3.5. Publication bias and sensitivity analysis
Sensitivity analysis was performed to assess the OS outcome stability among the included studies. We found that removing each study successively did not influence the overall results significantly (The overall HR value of the sensitivity analysis is: HR=0.47, 95%CI: 0.18-0.77. The detail HR value with removing each study successively could be seen in Figure 7, and no HR value exceeds the confidence interval of the combining result (95%CI: 0.18-0.77)), indicating that the results of each publication were almost consistent with the combined results, in other words, the merged results have high robustness and reliability (Figure 7).

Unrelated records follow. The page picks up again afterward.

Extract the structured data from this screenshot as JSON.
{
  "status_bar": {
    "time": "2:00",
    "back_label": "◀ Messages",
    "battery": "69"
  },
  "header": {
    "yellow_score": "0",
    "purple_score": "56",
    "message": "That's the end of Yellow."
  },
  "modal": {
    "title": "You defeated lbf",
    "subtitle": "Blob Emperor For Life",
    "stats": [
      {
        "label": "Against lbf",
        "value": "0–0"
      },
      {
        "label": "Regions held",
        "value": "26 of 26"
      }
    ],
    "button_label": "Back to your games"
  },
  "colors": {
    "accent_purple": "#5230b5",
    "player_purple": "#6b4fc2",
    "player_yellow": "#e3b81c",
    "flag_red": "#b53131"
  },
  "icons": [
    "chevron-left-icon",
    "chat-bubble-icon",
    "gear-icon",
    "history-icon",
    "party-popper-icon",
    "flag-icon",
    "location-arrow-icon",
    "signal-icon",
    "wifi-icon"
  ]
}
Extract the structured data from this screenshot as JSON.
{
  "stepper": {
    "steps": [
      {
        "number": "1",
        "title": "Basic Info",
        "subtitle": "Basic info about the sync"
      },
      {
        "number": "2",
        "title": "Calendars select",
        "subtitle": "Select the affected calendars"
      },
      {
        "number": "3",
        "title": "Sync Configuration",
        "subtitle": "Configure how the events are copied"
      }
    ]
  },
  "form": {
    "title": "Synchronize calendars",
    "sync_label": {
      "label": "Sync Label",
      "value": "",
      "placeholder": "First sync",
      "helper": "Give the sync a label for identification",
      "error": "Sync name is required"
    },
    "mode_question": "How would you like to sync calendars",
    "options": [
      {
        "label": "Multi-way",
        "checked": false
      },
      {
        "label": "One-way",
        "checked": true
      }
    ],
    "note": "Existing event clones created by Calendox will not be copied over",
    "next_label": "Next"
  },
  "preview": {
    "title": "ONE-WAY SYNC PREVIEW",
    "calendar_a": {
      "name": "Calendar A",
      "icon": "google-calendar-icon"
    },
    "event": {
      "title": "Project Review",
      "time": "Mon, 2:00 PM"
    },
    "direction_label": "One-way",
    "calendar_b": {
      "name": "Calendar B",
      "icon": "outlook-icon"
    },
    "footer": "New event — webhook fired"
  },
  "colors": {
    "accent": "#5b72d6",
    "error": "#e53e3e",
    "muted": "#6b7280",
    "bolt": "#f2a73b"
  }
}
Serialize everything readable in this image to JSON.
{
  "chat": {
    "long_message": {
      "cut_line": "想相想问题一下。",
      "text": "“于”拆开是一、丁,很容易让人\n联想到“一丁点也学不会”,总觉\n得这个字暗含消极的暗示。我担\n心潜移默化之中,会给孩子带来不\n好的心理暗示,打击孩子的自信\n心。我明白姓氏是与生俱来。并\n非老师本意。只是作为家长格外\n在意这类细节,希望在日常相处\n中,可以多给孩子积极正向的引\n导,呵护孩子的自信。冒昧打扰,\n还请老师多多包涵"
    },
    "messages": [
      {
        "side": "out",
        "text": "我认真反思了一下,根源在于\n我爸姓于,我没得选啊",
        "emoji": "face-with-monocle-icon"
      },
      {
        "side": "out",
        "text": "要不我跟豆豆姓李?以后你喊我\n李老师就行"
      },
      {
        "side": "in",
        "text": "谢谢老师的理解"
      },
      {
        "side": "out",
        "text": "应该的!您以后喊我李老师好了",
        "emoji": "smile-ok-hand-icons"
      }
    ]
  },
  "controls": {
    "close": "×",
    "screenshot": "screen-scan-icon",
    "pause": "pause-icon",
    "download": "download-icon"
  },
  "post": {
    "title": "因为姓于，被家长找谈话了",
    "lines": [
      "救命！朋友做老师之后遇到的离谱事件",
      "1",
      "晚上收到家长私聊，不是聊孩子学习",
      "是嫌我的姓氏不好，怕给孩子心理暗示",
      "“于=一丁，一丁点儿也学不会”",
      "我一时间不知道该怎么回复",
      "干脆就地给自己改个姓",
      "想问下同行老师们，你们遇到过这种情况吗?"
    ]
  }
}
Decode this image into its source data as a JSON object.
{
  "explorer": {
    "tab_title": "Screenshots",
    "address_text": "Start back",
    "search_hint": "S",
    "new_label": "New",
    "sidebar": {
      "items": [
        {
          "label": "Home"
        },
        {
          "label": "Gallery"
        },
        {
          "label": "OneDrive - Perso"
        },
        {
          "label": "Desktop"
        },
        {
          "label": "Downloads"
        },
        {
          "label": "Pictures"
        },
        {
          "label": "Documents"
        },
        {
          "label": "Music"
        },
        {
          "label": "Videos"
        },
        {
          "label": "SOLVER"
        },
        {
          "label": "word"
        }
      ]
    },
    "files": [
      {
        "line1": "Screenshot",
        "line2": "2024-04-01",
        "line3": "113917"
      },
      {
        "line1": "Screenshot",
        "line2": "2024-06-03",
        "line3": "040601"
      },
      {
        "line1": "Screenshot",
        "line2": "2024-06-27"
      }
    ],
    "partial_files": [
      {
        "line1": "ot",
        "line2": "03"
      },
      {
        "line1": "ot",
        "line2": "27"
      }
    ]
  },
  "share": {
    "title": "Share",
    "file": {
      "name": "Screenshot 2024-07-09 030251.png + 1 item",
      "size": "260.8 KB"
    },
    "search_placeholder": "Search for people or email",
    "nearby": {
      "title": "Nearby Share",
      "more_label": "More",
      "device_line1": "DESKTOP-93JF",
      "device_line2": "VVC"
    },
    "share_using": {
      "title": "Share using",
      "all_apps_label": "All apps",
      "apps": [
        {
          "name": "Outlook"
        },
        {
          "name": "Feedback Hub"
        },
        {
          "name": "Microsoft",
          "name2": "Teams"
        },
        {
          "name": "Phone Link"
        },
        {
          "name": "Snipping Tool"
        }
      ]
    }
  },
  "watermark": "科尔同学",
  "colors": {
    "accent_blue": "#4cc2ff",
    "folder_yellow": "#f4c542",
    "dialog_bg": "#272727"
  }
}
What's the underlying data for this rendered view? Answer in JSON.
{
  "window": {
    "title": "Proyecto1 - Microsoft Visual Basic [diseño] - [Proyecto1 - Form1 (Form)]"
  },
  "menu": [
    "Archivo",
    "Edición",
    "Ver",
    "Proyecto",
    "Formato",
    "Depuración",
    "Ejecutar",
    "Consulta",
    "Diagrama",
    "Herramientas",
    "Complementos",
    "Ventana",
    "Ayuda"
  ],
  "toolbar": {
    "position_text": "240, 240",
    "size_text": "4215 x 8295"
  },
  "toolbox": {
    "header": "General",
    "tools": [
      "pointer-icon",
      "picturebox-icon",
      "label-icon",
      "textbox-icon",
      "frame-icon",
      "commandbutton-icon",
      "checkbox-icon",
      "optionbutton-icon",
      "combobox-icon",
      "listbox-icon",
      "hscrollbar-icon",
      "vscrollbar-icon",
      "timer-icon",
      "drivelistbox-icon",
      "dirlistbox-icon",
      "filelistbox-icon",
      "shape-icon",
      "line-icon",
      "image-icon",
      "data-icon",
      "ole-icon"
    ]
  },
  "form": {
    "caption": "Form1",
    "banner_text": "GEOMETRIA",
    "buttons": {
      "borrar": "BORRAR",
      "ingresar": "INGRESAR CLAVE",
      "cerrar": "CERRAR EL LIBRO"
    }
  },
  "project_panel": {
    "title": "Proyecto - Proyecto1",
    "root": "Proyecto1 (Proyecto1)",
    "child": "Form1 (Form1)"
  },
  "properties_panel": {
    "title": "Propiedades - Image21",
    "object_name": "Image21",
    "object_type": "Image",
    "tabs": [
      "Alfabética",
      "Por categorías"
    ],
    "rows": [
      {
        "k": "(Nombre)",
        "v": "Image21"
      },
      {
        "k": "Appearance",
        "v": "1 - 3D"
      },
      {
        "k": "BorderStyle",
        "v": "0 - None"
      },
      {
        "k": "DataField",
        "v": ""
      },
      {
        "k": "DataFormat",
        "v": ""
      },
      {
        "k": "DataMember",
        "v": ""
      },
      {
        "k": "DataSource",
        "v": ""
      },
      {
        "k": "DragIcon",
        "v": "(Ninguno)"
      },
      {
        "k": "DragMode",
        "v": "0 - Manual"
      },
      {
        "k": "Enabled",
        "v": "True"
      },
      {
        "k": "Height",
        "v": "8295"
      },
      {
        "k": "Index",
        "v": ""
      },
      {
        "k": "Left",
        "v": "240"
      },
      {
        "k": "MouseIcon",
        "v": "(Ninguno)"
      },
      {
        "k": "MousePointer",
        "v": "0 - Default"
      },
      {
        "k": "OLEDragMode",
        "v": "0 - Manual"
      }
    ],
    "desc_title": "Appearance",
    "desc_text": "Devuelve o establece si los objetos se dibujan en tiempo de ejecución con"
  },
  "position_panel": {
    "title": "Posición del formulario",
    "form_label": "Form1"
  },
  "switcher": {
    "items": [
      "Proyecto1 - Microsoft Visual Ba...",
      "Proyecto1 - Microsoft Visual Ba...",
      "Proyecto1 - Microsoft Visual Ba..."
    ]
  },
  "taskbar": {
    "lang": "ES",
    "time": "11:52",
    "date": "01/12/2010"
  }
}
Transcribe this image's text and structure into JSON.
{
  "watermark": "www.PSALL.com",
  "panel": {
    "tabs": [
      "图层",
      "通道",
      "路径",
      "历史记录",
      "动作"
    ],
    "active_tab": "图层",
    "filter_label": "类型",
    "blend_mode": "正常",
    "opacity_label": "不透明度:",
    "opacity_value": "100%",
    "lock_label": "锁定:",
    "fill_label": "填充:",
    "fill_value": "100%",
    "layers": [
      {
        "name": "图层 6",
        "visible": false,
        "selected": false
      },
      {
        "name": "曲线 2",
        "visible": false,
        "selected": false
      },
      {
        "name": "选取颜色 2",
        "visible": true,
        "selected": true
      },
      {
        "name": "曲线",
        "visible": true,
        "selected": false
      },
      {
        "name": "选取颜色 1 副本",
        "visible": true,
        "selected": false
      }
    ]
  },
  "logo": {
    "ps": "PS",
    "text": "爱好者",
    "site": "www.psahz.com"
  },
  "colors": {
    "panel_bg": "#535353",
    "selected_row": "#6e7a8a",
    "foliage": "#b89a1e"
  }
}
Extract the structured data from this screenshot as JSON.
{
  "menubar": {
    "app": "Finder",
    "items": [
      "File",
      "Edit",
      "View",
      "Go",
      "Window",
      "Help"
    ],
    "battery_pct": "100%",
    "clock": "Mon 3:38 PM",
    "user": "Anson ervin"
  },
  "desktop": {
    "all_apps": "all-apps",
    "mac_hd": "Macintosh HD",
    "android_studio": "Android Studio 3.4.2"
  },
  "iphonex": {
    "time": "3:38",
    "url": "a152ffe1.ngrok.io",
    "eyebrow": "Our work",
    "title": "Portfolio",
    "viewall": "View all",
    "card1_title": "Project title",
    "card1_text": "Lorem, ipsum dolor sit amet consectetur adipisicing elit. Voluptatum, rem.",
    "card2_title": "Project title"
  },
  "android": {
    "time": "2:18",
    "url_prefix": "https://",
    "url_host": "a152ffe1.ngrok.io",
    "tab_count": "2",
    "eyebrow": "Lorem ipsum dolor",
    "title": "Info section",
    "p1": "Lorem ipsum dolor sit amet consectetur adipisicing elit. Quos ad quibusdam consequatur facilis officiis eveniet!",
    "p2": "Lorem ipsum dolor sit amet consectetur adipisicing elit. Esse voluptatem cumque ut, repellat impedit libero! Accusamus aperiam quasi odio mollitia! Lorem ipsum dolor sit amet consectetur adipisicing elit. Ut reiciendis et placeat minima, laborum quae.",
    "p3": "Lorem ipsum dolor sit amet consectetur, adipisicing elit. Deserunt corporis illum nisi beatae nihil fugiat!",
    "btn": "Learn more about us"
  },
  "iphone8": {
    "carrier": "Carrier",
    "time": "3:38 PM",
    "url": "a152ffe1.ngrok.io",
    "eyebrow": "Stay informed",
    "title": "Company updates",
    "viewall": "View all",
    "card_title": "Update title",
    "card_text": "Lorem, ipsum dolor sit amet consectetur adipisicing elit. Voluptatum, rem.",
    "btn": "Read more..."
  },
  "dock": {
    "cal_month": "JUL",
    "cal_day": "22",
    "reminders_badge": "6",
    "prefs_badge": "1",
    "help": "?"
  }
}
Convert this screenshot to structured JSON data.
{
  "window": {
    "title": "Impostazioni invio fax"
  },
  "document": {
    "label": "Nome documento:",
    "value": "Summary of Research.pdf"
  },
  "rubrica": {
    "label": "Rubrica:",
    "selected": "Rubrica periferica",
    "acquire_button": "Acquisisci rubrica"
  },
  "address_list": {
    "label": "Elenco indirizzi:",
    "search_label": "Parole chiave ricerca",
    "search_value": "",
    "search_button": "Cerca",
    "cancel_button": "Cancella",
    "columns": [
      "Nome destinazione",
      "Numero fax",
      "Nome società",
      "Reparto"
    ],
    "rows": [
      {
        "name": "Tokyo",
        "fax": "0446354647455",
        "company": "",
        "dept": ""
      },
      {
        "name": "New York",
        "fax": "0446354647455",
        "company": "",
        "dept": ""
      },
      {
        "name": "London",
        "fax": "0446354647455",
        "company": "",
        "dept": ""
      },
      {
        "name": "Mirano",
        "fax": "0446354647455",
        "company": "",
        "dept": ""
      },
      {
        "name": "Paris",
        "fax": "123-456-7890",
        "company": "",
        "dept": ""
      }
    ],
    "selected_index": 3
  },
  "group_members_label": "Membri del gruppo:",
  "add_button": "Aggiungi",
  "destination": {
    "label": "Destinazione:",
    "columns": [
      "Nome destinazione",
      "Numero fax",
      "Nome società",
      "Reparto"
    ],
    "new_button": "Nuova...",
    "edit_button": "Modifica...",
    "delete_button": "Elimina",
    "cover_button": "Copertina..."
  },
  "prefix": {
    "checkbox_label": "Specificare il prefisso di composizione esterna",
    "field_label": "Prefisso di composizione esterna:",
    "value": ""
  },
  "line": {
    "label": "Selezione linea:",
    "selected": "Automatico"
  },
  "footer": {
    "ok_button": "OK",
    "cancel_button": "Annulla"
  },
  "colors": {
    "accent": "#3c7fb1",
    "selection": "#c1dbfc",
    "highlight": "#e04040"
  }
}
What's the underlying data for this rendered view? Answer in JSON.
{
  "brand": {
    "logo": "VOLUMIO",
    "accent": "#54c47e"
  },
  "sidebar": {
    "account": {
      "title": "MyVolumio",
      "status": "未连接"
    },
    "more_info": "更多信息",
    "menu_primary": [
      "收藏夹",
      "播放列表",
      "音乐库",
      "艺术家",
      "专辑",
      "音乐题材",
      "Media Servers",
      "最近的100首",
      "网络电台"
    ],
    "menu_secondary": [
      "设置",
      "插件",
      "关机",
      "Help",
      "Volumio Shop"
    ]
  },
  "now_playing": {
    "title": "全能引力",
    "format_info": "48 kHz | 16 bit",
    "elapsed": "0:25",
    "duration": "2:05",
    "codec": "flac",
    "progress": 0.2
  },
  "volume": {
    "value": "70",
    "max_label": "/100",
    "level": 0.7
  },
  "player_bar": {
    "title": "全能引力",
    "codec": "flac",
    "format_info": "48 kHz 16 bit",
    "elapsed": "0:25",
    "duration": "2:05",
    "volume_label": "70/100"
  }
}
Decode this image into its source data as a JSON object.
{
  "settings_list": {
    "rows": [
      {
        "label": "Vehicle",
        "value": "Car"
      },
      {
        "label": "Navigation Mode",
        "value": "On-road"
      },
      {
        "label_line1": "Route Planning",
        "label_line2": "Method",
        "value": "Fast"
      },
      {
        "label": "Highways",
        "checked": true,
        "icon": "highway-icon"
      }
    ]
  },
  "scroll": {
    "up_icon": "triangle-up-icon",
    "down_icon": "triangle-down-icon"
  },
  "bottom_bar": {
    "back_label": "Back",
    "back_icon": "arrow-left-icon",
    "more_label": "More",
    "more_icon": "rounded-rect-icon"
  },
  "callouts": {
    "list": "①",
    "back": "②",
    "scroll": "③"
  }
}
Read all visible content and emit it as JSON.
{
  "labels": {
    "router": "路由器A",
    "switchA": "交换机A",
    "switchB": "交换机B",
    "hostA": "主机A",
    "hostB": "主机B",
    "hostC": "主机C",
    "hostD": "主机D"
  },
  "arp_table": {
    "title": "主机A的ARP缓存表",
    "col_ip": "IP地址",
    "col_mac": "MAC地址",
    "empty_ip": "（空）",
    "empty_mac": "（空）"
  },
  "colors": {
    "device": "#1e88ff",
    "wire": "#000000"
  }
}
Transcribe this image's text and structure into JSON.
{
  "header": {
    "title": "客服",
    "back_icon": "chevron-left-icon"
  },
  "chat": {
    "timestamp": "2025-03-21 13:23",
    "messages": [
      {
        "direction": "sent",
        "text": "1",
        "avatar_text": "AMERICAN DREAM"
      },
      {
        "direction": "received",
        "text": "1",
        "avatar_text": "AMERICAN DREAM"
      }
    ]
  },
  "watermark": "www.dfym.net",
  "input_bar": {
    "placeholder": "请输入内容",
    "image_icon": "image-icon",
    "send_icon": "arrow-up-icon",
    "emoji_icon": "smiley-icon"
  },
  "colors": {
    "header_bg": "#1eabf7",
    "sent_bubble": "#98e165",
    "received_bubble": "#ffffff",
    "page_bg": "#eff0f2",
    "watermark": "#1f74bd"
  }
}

Potential publication bias was estimated by Begg’s test. As shown in Figure 8, slight publication bias was revealed among the included studies for OS (Pr > |z| =0.245), TNM stage (Pr > |z| =0. 477), LNM (Pr > |z| =0. 493), DM (Pr > |z| =0. 042), histological grade (Pr > |z| = 0.245) and tumor size (Pr > |z| =0.497). Consequently, there was no significant publication bias in this meta-analysis.